GKSS und Kernkraftwerk gehören zu den größten Arbeitgebern in Geesthacht und damit zu den besten Gewerbesteuerzahlern. Da wertet man den vagen Verdacht gegen die Einrichtungen schnell als Verschwörung. Beide Werke können sich auf das Sozialministerium in Kiel stützen, die zuständige aufsichtführende Reaktorsicherheitsbehörde. Dort bekräftigt man, dass es bis heute keine Anhaltspunkte gibt, dass die Leukämiefälle etwas mit den atomaren Anlagen zu tun haben. Millionen Euro wurden bereits für die Erforschung der Ursachen ausgegeben. Für Uwe Harden, SPD-Abgeordneter in Niedersachsens Landtag, reicht das aber nicht aus. Er, der nur wenige Kilometer von Geesthacht entfernt wohnt, ist zugleich Gründer und Sprecher der Bürgerinitiative gegen Leukämie in der Elbmarsch. Harden wünscht sich, dass die Kieler Landespolitiker wieder aktiv werden. Eine erste Untersuchungskommission stellte zuletzt 2004 ihre Arbeit ein. Auf Betreiben der Grünen kommt das Thema diese Woche auf die Tagesordnung des Kieler Landtags. Sie fordern ein Kolloquium, an dem sich unabhängige Wissenschaftler, die bisher im Auftrag der Behörden und der Bürgerinitiative gewirkt haben, an einen Tisch setzen.

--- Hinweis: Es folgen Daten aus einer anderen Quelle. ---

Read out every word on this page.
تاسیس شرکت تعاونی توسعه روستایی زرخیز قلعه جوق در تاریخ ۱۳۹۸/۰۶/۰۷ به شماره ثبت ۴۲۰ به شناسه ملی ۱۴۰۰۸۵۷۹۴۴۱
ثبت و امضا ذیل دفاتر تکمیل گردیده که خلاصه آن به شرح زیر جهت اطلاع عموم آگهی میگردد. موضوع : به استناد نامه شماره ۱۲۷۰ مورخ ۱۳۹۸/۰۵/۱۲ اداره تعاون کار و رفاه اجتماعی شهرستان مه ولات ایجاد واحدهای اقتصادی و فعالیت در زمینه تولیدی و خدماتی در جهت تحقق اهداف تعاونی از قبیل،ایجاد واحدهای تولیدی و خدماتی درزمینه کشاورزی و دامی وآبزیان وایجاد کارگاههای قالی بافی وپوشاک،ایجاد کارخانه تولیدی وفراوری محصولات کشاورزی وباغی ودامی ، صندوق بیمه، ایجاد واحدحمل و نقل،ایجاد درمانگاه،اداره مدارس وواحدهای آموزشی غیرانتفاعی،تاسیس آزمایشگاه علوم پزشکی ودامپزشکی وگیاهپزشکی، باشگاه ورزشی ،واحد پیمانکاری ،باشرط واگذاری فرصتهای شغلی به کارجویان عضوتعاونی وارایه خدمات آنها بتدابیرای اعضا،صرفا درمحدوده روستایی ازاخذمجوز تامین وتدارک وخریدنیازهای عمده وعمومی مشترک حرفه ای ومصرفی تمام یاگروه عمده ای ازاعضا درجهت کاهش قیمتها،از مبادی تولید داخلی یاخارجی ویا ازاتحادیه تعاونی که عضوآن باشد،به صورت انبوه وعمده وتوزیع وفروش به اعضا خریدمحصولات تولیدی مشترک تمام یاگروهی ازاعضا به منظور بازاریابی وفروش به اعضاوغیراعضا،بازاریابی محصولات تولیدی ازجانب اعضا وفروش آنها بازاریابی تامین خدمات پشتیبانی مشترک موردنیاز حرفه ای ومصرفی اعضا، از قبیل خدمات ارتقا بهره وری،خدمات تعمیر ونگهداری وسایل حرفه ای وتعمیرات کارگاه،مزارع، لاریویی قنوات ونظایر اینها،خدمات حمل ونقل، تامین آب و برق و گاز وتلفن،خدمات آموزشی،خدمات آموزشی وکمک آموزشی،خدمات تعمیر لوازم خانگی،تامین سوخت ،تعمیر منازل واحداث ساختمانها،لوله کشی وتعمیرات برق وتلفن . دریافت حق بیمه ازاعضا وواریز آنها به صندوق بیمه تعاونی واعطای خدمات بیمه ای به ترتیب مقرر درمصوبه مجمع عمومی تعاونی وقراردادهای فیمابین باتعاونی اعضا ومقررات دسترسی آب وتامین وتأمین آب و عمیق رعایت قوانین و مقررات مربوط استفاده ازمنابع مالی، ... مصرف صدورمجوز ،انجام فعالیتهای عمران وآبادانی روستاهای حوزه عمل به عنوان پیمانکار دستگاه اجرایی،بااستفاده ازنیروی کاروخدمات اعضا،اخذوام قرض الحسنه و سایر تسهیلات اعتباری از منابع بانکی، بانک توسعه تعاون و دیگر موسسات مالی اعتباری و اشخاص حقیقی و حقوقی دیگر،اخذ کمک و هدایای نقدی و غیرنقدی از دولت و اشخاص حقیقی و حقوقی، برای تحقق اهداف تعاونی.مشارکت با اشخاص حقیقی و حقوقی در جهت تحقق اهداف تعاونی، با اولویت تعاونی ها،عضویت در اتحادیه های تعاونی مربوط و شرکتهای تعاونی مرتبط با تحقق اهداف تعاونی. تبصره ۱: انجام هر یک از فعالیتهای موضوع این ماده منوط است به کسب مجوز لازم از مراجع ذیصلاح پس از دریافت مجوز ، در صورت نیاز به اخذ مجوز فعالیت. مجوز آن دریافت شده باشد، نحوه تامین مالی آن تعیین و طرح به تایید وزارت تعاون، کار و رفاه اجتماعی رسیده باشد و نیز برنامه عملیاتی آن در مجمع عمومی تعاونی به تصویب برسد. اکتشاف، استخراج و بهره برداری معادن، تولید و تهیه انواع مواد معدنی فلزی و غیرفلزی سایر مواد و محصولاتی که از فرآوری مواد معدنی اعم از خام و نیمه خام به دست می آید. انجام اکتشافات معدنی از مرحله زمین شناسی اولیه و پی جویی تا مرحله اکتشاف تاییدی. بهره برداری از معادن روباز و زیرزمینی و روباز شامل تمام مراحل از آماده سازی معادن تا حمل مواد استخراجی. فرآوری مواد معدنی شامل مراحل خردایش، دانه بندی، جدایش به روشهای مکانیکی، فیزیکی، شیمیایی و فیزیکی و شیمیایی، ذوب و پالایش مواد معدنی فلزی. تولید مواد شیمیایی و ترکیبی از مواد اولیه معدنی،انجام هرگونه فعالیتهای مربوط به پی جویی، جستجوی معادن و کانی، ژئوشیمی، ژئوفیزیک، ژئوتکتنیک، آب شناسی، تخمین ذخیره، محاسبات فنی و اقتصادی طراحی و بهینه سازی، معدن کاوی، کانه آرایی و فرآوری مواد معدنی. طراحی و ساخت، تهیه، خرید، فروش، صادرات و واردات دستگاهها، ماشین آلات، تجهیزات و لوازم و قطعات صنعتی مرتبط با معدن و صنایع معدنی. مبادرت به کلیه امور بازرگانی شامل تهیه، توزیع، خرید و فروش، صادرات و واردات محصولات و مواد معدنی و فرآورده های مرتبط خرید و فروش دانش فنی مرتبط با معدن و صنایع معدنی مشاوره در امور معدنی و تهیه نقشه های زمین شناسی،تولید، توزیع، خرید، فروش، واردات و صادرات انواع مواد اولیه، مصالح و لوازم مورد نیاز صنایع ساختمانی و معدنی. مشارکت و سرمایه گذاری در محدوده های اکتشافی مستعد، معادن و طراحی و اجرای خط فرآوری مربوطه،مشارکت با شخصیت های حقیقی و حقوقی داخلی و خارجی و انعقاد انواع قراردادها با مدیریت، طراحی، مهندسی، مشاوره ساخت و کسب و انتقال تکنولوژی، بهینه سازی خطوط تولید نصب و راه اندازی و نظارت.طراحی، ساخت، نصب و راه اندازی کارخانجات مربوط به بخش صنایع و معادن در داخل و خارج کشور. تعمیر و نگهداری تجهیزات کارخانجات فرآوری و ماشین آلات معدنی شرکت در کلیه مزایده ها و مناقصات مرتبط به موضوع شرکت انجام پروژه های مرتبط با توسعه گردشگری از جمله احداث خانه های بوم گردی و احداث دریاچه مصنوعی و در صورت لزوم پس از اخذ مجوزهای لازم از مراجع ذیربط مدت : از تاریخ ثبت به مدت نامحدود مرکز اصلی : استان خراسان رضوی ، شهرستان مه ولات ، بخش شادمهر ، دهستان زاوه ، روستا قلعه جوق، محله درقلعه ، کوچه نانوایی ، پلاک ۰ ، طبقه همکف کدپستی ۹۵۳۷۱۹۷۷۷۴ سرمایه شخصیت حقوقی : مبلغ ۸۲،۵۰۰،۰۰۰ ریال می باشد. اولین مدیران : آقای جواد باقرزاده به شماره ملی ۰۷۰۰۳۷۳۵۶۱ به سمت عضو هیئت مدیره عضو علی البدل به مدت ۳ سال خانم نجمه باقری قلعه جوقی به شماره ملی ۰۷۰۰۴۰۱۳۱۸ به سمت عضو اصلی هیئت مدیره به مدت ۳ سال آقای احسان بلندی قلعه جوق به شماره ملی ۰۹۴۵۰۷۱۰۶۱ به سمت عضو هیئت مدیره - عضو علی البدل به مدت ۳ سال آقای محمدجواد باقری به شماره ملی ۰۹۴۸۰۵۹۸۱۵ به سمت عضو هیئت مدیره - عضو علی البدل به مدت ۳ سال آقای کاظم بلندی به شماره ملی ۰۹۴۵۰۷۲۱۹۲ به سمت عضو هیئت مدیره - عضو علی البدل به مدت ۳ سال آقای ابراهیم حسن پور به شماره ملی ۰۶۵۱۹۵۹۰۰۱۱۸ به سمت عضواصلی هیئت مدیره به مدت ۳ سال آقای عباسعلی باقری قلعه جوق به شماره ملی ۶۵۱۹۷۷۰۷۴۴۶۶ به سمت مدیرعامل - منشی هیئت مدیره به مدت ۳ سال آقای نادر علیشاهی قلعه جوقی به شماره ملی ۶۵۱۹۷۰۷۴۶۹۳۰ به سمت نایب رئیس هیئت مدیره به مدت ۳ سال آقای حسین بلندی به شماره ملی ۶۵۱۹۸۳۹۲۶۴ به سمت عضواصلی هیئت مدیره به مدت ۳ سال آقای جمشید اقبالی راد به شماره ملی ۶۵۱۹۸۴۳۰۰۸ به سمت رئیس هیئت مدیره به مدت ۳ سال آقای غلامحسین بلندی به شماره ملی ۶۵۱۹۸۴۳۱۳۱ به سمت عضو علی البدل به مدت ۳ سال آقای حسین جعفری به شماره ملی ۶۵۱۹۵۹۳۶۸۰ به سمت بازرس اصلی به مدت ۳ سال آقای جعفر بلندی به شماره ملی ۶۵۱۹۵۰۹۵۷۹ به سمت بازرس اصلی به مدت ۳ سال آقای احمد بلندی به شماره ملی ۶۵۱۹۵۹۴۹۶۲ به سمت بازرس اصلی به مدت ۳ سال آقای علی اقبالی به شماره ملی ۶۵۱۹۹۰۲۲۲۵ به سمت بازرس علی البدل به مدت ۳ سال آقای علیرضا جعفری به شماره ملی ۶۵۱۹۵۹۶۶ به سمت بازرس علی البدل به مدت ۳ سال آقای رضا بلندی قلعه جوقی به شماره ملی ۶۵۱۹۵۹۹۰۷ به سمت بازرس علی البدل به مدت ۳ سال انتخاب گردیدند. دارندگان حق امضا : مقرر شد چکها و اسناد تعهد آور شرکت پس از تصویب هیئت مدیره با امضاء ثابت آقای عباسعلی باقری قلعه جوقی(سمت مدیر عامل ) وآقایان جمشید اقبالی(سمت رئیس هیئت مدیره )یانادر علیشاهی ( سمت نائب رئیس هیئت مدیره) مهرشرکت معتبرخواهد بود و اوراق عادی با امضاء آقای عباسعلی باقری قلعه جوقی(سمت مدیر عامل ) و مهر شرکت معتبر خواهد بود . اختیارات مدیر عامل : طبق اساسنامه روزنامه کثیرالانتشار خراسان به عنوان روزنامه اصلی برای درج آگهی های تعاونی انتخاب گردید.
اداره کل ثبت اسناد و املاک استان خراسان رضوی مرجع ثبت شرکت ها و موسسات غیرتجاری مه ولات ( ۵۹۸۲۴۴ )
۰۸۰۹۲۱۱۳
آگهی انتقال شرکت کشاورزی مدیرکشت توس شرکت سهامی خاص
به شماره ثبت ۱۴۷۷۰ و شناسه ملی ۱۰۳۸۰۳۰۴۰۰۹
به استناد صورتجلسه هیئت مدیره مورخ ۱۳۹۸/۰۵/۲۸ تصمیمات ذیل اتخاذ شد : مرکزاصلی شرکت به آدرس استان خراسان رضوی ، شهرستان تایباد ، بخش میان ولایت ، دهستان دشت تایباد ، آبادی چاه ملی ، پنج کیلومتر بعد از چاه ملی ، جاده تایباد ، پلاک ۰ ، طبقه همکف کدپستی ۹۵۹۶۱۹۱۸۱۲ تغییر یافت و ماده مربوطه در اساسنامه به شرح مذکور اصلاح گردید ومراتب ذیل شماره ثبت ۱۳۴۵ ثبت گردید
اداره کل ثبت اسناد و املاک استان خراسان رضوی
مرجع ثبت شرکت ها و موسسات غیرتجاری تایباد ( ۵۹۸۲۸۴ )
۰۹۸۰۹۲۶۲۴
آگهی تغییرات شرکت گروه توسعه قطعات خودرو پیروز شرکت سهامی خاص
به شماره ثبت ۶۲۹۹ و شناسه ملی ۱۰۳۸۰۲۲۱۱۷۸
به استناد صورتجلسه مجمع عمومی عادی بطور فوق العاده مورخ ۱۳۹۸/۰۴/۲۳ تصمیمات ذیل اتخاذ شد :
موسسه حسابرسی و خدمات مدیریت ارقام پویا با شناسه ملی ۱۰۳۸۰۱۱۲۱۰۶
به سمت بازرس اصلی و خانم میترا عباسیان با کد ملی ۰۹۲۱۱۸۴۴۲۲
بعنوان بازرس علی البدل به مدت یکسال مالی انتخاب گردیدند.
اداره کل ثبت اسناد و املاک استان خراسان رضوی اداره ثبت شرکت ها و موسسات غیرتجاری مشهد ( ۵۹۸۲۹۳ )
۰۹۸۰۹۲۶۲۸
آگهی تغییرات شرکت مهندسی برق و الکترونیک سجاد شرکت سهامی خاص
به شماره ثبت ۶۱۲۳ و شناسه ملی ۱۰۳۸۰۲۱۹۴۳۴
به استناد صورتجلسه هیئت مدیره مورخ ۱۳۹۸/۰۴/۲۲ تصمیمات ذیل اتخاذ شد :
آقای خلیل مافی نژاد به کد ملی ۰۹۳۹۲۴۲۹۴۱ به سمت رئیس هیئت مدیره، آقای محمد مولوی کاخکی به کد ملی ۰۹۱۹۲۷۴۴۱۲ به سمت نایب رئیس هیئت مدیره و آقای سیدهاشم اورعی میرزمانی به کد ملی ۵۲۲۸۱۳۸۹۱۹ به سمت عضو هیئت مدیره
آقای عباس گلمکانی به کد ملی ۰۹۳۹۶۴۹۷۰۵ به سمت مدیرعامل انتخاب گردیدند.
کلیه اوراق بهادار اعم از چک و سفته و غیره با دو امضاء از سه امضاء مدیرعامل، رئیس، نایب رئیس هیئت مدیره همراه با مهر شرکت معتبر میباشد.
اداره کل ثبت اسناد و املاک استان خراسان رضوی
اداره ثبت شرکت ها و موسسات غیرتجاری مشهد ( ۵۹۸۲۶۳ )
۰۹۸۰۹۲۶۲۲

Unterdessen ist ein weiterer Blutkrebsfall eines 15-jährigen aus Winsen, 14 Kilometer von Geesthacht entfernt gelegen,bekannt geworden. Der Patient hatte als kleiner Junge mit seiner Mutter an der Elbe gespielt und auch im Fluss gebadet. „Da schlummert vielleicht noch mehr“, ahnt Susanne Greunus, die von auffällig vielen Leukämieerkrankungen und -todesfällen bei Erwachsenen berichtet.